US 12,361,924 B2
Systems and methods for audio transcription switching based on real-time identification of languages in an audio stream
Sushant Hiray, Redwood City, CA (US); Prashant Kukde, Milpitas, CA (US); and Shashi Kant Gupta, Hazaribagh (IN)
Assigned to RingCentral, Inc., Belmont, CA (US)
Filed by RingCentral, Inc., Belmont, CA (US)
Filed on Dec. 28, 2022, as Appl. No. 18/147,130.
Prior Publication US 2024/0221721 A1, Jul. 4, 2024
Int. Cl. G10L 15/22 (2006.01); G10L 13/08 (2013.01); G10L 15/00 (2013.01); G10L 15/16 (2006.01)

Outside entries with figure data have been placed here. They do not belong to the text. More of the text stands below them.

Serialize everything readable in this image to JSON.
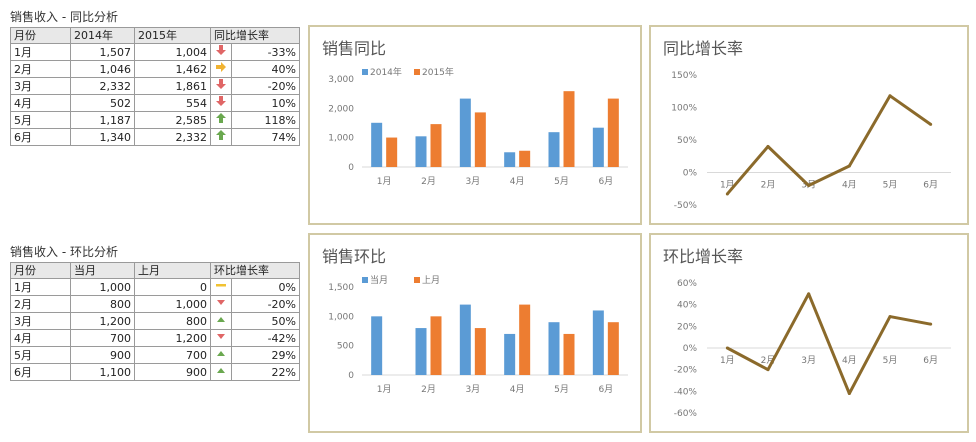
{
  "yoy_table": {
    "title": "销售收入 - 同比分析",
    "headers": [
      "月份",
      "2014年",
      "2015年",
      "同比增长率"
    ],
    "rows": [
      {
        "month": "1月",
        "a": "1,507",
        "b": "1,004",
        "rate": "-33%",
        "icon": "arrow-down-icon",
        "icon_color": "#e06666"
      },
      {
        "month": "2月",
        "a": "1,046",
        "b": "1,462",
        "rate": "40%",
        "icon": "arrow-right-icon",
        "icon_color": "#f1b332"
      },
      {
        "month": "3月",
        "a": "2,332",
        "b": "1,861",
        "rate": "-20%",
        "icon": "arrow-down-icon",
        "icon_color": "#e06666"
      },
      {
        "month": "4月",
        "a": "502",
        "b": "554",
        "rate": "10%",
        "icon": "arrow-down-icon",
        "icon_color": "#e06666"
      },
      {
        "month": "5月",
        "a": "1,187",
        "b": "2,585",
        "rate": "118%",
        "icon": "arrow-up-icon",
        "icon_color": "#6aa84f"
      },
      {
        "month": "6月",
        "a": "1,340",
        "b": "2,332",
        "rate": "74%",
        "icon": "arrow-up-icon",
        "icon_color": "#6aa84f"
      }
    ]
  },
  "mom_table": {
    "title": "销售收入 - 环比分析",
    "headers": [
      "月份",
      "当月",
      "上月",
      "环比增长率"
    ],
    "rows": [
      {
        "month": "1月",
        "a": "1,000",
        "b": "0",
        "rate": "0%",
        "icon": "dash-icon",
        "icon_color": "#f1c232"
      },
      {
        "month": "2月",
        "a": "800",
        "b": "1,000",
        "rate": "-20%",
        "icon": "triangle-down-icon",
        "icon_color": "#e06666"
      },
      {
        "month": "3月",
        "a": "1,200",
        "b": "800",
        "rate": "50%",
        "icon": "triangle-up-icon",
        "icon_color": "#6aa84f"
      },
      {
        "month": "4月",
        "a": "700",
        "b": "1,200",
        "rate": "-42%",
        "icon": "triangle-down-icon",
        "icon_color": "#e06666"
      },
      {
        "month": "5月",
        "a": "900",
        "b": "700",
        "rate": "29%",
        "icon": "triangle-up-icon",
        "icon_color": "#6aa84f"
      },
      {
        "month": "6月",
        "a": "1,100",
        "b": "900",
        "rate": "22%",
        "icon": "triangle-up-icon",
        "icon_color": "#6aa84f"
      }
    ]
  },
  "chart_data": [
    {
      "id": "yoy_bar",
      "type": "bar",
      "title": "销售同比",
      "categories": [
        "1月",
        "2月",
        "3月",
        "4月",
        "5月",
        "6月"
      ],
      "series": [
        {
          "name": "2014年",
          "color": "#5b9bd5",
          "values": [
            1507,
            1046,
            2332,
            502,
            1187,
            1340
          ]
        },
        {
          "name": "2015年",
          "color": "#ed7d31",
          "values": [
            1004,
            1462,
            1861,
            554,
            2585,
            2332
          ]
        }
      ],
      "ylim": [
        0,
        3000
      ],
      "yticks": [
        "0",
        "1,000",
        "2,000",
        "3,000"
      ],
      "legend": "top-left"
    },
    {
      "id": "yoy_line",
      "type": "line",
      "title": "同比增长率",
      "categories": [
        "1月",
        "2月",
        "3月",
        "4月",
        "5月",
        "6月"
      ],
      "series": [
        {
          "color": "#8b6a2b",
          "values": [
            -33,
            40,
            -20,
            10,
            118,
            74
          ]
        }
      ],
      "ylim": [
        -50,
        150
      ],
      "yticks": [
        "-50%",
        "0%",
        "50%",
        "100%",
        "150%"
      ]
    },
    {
      "id": "mom_bar",
      "type": "bar",
      "title": "销售环比",
      "categories": [
        "1月",
        "2月",
        "3月",
        "4月",
        "5月",
        "6月"
      ],
      "series": [
        {
          "name": "当月",
          "color": "#5b9bd5",
          "values": [
            1000,
            800,
            1200,
            700,
            900,
            1100
          ]
        },
        {
          "name": "上月",
          "color": "#ed7d31",
          "values": [
            0,
            1000,
            800,
            1200,
            700,
            900
          ]
        }
      ],
      "ylim": [
        0,
        1500
      ],
      "yticks": [
        "0",
        "500",
        "1,000",
        "1,500"
      ],
      "legend": "top-left"
    },
    {
      "id": "mom_line",
      "type": "line",
      "title": "环比增长率",
      "categories": [
        "1月",
        "2月",
        "3月",
        "4月",
        "5月",
        "6月"
      ],
      "series": [
        {
          "color": "#8b6a2b",
          "values": [
            0,
            -20,
            50,
            -42,
            29,
            22
          ]
        }
      ],
      "ylim": [
        -60,
        60
      ],
      "yticks": [
        "-60%",
        "-40%",
        "-20%",
        "0%",
        "20%",
        "40%",
        "60%"
      ]
    }
  ]
}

CPC G10L 13/086 (2013.01) [G10L 15/005 (2013.01); G10L 15/16 (2013.01)] 19 Claims
OG exemplary drawing
 
1. A computer-implemented method for machine-generated transcription of different languages that are spoken in audio streams, the computer-implemented method comprising:
receiving an audio stream involving one or more speakers speaking multiple languages;
identifying a first user that speaks during a first snippet of the audio stream;
selecting a user model comprising different languages spoken by the first user;
filtering a plurality of vectors from a trained neural network to a subset of the plurality of vectors based on the different languages from the user model, wherein each vector of the plurality of vectors is used to detect a different language and the subset of vectors correspond to vectors of the trained neural network that are used to detect the different languages spoken by the first user;
determining, using the subset of vectors of the trained neural network, that a first language is spoken in the first snippet of the audio stream based on a first vector of the subset of vectors outputting a first probability value that satisfies a threshold probability for a first set of features of the first snippet and the first probability value being greater than probability values output by other vectors of the subset of vectors for the first set of features;
transcribing the first snippet from the first language to a target language in response to determining that the first language is spoken in the first snippet;
detecting, using the trained neural network, a transition from the first language to a new language based on the first vector outputting a probability value that does not satisfy the threshold probability for a second set of features from a second snippet of the audio stream;
transcribing the second snippet from the new language to the target language in response to detecting the transition;
determining, using the trained neural network, that a second language is spoken in a third snippet of the audio stream based on a second vector of the trained neural network outputting a second probability value that satisfies the threshold probability for a third set of features of the third snippet; and
transcribing the third snippet from the second language to the target language in response to determining that the second language is spoken in the third snippet.